Borrowings from this PE vintage generally don’t require refinancing yet, providing some breathing space. But if interest rates remain higher for longer and valuations stay compressed, PE owners may have to inject more equity, lowering their returns.
Typically, private equity funds spread their investments over four or five years, reducing the risk of buying only when prices are high. But some of that conservatism was jettisoned in 2021; for example, when software-focused PE firm Thoma Bravo LLC spent almost all the $23 billion it had raised from investors in just 14 months. The firm declined to comment, but its co-founder, Orlando Bravo, said at a Financial Times conference last month that “the time to buy the right company that fits your strategy is when you can.”
“When things are very frothy, when the markets are ripping, people tend to be pro cyclical and over-invest capital at the top of the market,” Joseph Bae, co-chief executive officer of KKR & Co., told investors last year, adding his firm was more measured in its approach.
Buyout volume in this period was dominated by a couple of sectors — technology and health care — whose revenue and pricing power were expected to remain “sticky” even if the economy slowed. (Companies are reluctant to switch software providers due to the costs and inconvenience, for instance).
However, cracks have started to emerge. US health care has been hit by a combination of wage inflation and insurer reimbursement difficulties, and several PE-owned companies have filed for bankruptcy this year, including KKR’s Envision Healthcare Corp. PE-backed software firms may be vulnerable if revenue doesn’t grow or they don’t control costs sufficiently. Fintech Finastra Group Holdings Ltd.’s $5.3 billion debt refinancing this summer was complicated by its stalling sales, forcing owner Vista Equity Partners LLC to inject an extra $1 billion.

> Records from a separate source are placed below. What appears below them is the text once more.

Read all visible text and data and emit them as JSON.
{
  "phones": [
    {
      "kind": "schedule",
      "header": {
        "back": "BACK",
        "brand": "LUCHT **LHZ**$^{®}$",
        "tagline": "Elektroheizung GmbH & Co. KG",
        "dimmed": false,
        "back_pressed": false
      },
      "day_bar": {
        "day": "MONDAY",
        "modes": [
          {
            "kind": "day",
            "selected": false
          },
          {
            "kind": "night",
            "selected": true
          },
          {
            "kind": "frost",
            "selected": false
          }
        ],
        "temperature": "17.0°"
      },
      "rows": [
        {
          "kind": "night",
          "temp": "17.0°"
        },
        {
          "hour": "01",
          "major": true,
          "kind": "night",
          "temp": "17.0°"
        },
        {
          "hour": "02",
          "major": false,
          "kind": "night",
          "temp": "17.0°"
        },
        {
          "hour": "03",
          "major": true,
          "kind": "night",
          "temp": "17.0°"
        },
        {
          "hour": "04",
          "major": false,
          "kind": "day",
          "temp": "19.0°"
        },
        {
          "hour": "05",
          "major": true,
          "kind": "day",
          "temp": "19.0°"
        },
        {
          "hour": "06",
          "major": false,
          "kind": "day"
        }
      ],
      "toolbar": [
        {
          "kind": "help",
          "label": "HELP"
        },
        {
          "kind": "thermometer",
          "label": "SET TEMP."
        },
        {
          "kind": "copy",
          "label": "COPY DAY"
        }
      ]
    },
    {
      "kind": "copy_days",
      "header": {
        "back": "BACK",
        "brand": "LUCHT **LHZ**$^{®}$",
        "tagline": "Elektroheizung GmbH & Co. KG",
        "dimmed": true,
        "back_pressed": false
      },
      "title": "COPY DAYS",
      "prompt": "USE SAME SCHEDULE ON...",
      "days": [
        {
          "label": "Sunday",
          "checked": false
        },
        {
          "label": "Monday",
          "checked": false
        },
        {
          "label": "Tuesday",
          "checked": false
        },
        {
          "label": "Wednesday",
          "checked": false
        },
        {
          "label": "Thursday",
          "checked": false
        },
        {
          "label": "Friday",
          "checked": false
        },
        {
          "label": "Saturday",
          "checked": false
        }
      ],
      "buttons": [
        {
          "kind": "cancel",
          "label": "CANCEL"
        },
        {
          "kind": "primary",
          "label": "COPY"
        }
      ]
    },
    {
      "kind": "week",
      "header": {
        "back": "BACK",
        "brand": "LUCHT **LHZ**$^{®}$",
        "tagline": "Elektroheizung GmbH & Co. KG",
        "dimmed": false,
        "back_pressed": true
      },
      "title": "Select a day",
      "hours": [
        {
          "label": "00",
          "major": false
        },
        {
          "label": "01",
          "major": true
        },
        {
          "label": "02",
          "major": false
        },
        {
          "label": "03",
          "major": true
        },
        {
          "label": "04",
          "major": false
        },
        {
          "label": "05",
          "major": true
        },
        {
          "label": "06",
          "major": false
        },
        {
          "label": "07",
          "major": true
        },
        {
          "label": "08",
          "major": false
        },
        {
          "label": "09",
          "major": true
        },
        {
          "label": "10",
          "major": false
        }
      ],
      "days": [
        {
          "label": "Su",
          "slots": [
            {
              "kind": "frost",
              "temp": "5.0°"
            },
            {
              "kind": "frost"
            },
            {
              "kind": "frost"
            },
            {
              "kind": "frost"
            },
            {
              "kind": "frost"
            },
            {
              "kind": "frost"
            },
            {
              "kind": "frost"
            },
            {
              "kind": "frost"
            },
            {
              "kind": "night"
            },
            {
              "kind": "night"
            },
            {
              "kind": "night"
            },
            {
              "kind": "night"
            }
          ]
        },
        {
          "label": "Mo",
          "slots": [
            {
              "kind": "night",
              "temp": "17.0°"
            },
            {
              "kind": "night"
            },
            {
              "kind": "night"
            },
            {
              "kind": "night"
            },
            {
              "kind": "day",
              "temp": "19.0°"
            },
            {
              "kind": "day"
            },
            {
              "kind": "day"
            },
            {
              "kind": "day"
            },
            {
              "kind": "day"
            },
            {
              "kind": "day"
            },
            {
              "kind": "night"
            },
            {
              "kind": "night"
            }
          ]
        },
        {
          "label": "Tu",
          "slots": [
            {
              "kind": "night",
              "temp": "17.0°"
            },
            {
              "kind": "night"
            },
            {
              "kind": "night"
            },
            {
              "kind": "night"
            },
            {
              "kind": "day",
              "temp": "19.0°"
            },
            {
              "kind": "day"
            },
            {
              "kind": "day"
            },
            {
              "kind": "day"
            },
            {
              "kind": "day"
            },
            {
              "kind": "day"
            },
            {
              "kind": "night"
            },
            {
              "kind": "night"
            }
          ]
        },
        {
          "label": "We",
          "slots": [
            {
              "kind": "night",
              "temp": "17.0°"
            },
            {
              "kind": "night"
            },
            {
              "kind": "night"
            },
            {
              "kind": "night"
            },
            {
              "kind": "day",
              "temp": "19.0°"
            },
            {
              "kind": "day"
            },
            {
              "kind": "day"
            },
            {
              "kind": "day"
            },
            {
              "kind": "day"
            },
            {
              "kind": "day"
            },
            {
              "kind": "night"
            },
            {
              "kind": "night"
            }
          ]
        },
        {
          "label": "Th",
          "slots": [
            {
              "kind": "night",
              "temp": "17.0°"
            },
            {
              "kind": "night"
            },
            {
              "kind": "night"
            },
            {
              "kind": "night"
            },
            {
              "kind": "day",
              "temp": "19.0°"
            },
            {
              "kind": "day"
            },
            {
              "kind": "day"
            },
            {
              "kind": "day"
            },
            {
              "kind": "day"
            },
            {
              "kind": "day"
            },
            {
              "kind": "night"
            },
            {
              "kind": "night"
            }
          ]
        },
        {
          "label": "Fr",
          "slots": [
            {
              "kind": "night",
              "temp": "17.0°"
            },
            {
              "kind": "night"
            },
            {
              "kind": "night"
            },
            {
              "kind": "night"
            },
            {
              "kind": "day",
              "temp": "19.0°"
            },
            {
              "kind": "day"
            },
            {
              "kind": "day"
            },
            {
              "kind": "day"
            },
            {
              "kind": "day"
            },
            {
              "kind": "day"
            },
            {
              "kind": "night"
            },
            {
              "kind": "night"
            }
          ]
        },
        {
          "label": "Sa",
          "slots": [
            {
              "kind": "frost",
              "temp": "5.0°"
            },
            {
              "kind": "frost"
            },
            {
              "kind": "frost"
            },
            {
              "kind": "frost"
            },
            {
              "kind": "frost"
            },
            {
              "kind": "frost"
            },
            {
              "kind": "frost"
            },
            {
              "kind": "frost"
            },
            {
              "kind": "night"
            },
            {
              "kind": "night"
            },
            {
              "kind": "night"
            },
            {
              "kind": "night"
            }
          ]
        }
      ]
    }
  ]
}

Of course, it’s too soon to give up on PE’s bubble vintage. The stock market’s recent blistering rally and high valuations awarded to profitable tech companies are encouraging. In June, Thoma Bravo agreed to sell a financial software investment, Adenza Group Inc., to Nasdaq Inc. for $10.5 billion, roughly doubling its money in fewer than three years. (Nasdaq’s shares fell after the deal was announced due to concerns that the exchange overpaid.)
Plus, as Dan Aylott, head of European private investments at Cambridge Associates, told me, funds that still have dry powder “should be able to spend it now in a more favorable valuation environment.”
The current drought in PE exit sales shows sponsors aren’t yet ready to lower their price expectations or accept that rates will remain higher for longer. However, following a decade of stellar PE returns, investors should be prepared for a poor vintage.
1 Though in tech, earnings growth has been a bigger driver of value creation, notes Bain.
2 For mergers and leveraged buyouts in 2021 these adjustments – which include expected cost savings - accounted for nearly one third of projected ebitda, compared to almost one quarter in 2015, according to S&P Global Ratings.